What affect does english (sidespin) have on the tangent line and the 90° and 30° rules?
Sidespin is used mostly to control the rebound angles of the CB off cushions. For more information and demonstrations, see the sidespin tutorial. But sidespin also has small effects on the directions the CB and OB head after impact:
“90° and 30° Rule Follow-up – Part IV: sidespin effects” (BD, May, 2005) shows the effects of sidespin on both the 90° and 30° rules. Here’s Diagram 1 from the article:
For a given contact point on the object ball (OB), the cue ball (CB) tangent line direction does not change with sidespin. Whether the CB has sidespin or not, a stunned CB heads straight down the tangent line (AKA “stun line”). However, the direction and amount of spin on the CB can have a significant effect on OB direction due to throw effects, as shown in the diagram. Here’s a good demonstration of these effects:
In addition to OB throw, spin can also get transferred to the OB. There are many shots where both throw and spin transfer have significant effects, allowing shots that would not be possible otherwise. Numerous examples are illustrated and demonstrated here:
The main purpose for sidespin (when not being used for throw or spin transfer) is to change the CB’s direction after hitting a cushion. For more info, see english terminology and uses.
Here’s Diagram 2 from the sidespin effects article:
Concerning the 30° rule, when sidespin is used, the deflected cue ball angle decreases slightly over short distance and then increases slightly over long distance. The effect is slightly greater with outside english compared to inside english, but in both cases the effect is small.
Also, with outside english shots, the CB will swerve on the way to the CB, increasing the cut angle slightly, which prevents the CB from going forward as much as expected. And with inside english shots, the CB swerve decreases the cut angle slightly, which allows the CB to go more forward than expected. Sidespin also affects how the OB is thrown, but this is not being considered here. For more info, see the throw tutorial.
from 3andstop (in AZB post):
While side spin doesn’t (in and of itself) affect the tangent line from the point of contact on the OB, side spin can and does affect where you contact the OB in order to pocket it.
Therefore, in a tight spot (very common in straight pool) pocketing a ball that would send the CB down an undesirable tangent line, can be adjusted with side spin.
This, because now you are able to contact the OB in a slightly different spot, either thicker or thinner than the contact point with no side spin (depending on which english is used) to pocket it (turn it into the pocket) and change both the contact point and tangent line.
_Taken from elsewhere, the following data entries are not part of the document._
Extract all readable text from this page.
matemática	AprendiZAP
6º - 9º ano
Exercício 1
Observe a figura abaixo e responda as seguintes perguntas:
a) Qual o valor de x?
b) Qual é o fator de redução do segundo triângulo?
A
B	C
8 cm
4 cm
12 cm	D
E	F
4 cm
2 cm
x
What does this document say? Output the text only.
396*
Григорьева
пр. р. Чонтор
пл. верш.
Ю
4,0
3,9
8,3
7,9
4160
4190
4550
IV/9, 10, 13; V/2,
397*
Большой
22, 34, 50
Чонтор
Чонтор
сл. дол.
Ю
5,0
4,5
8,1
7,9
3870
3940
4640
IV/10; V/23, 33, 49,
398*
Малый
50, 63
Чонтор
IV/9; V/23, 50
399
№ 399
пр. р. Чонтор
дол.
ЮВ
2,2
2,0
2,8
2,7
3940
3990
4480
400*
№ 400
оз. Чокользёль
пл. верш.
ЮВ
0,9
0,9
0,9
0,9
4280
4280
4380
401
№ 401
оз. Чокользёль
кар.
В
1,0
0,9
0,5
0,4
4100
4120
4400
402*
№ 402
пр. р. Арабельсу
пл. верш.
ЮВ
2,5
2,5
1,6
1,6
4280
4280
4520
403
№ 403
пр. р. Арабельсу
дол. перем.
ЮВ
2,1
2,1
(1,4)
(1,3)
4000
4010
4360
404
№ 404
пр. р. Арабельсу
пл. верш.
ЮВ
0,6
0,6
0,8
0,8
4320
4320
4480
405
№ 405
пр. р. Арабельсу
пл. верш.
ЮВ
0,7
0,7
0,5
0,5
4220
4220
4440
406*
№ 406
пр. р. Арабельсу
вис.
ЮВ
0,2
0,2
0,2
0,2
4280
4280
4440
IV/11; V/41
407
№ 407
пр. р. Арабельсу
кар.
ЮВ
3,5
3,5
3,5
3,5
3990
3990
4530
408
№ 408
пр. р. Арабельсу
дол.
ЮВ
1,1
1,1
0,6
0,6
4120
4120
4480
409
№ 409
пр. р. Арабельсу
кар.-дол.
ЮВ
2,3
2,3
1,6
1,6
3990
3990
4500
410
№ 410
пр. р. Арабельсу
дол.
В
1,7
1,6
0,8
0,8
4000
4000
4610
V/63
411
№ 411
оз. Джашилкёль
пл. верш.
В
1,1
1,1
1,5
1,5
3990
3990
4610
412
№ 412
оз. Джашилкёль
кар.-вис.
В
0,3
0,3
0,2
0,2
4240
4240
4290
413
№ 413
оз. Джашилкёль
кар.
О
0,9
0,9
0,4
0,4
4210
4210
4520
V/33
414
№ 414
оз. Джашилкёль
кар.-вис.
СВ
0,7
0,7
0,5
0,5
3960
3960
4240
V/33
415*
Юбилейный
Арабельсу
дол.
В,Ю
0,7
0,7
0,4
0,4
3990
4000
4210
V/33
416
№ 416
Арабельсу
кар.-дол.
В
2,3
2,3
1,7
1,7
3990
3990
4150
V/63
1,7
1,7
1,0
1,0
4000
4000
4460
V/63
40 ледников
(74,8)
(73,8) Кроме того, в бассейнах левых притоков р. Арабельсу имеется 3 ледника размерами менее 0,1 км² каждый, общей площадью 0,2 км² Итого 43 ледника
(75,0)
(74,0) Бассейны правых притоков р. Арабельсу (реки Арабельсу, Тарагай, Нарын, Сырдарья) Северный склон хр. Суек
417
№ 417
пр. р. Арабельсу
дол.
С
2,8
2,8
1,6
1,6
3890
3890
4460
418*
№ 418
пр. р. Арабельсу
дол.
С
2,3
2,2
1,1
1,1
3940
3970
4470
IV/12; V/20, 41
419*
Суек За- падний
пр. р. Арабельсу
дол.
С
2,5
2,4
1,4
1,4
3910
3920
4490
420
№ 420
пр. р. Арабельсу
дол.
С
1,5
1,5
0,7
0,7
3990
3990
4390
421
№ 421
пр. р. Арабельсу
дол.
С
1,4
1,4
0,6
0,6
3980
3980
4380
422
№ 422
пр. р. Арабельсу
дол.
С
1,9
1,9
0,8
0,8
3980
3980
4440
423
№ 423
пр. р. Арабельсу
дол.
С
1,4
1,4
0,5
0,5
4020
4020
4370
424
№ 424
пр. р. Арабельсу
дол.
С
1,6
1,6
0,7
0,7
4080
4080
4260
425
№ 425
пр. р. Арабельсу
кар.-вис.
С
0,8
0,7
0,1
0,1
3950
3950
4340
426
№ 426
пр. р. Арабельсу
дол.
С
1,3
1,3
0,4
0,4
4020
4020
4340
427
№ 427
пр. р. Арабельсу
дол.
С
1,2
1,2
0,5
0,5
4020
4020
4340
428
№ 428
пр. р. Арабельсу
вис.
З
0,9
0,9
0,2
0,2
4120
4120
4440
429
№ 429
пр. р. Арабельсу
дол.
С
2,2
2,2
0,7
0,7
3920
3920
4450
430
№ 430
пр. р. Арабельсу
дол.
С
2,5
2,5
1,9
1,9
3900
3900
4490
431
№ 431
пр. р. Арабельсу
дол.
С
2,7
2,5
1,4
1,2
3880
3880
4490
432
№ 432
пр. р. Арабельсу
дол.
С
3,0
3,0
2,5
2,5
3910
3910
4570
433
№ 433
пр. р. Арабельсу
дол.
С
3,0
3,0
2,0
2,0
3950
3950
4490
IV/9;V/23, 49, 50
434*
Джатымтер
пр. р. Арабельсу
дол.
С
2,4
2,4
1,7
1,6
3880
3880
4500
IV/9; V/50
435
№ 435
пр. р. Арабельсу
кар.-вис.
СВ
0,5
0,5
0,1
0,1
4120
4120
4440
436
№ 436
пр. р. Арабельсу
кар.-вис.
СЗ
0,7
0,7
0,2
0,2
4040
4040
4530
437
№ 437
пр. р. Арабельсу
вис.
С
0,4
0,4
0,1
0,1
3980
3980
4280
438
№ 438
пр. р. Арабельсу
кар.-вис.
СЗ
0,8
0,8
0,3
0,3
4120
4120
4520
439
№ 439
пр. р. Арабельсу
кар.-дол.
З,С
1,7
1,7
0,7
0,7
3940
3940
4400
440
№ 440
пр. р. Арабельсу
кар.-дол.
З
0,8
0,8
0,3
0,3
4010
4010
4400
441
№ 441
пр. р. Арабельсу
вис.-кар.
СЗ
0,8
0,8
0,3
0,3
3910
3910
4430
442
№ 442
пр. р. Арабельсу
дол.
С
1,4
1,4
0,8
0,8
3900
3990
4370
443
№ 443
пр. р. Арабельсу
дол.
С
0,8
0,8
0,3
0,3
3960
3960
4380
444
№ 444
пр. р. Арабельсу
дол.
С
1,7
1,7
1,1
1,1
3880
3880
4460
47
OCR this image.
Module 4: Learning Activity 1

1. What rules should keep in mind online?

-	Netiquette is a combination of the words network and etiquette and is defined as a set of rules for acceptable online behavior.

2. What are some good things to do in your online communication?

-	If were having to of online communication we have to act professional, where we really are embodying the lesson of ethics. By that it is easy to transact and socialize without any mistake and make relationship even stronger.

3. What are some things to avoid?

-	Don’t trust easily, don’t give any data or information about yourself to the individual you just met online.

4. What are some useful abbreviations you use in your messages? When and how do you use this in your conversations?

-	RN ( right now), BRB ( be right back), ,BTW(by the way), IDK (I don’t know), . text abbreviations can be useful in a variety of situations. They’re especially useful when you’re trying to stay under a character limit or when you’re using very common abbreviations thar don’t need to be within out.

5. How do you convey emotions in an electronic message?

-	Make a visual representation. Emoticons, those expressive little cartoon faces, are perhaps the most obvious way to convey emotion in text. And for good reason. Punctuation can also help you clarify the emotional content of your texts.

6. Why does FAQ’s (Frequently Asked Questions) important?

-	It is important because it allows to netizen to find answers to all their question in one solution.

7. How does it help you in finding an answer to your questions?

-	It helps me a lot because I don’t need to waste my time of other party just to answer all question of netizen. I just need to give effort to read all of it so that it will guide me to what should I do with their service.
So, in a sort of indirect way, side spin one way or the other, can change the standard tangent line when speaking relative to the pocketing of an object ball.
It will not change the tangent line when speaking of a carom only, hitting the OB in the same spot regardless of english.
from BeiberLvr (in AZB post):
Where you strike the CB does not determine the tangent line. It’s where the CB makes contact with the OB that determines the tangent line.
So on shots with side spin (especially over certain distances), the contact area on the OB will be different when using left or right spin, then it would be with center. Now if you played a short distance shot where the spin might not have time to take effect, then the tangent lines would be the same, because the contact area on the CB wouldn’t change.
Same goes with hitting center on the CB, but playing the OB to different parts of the pocket. That will also result in a different tangent line, but it just goes back to the fact that you’re simply changing where the CB contacts the OB.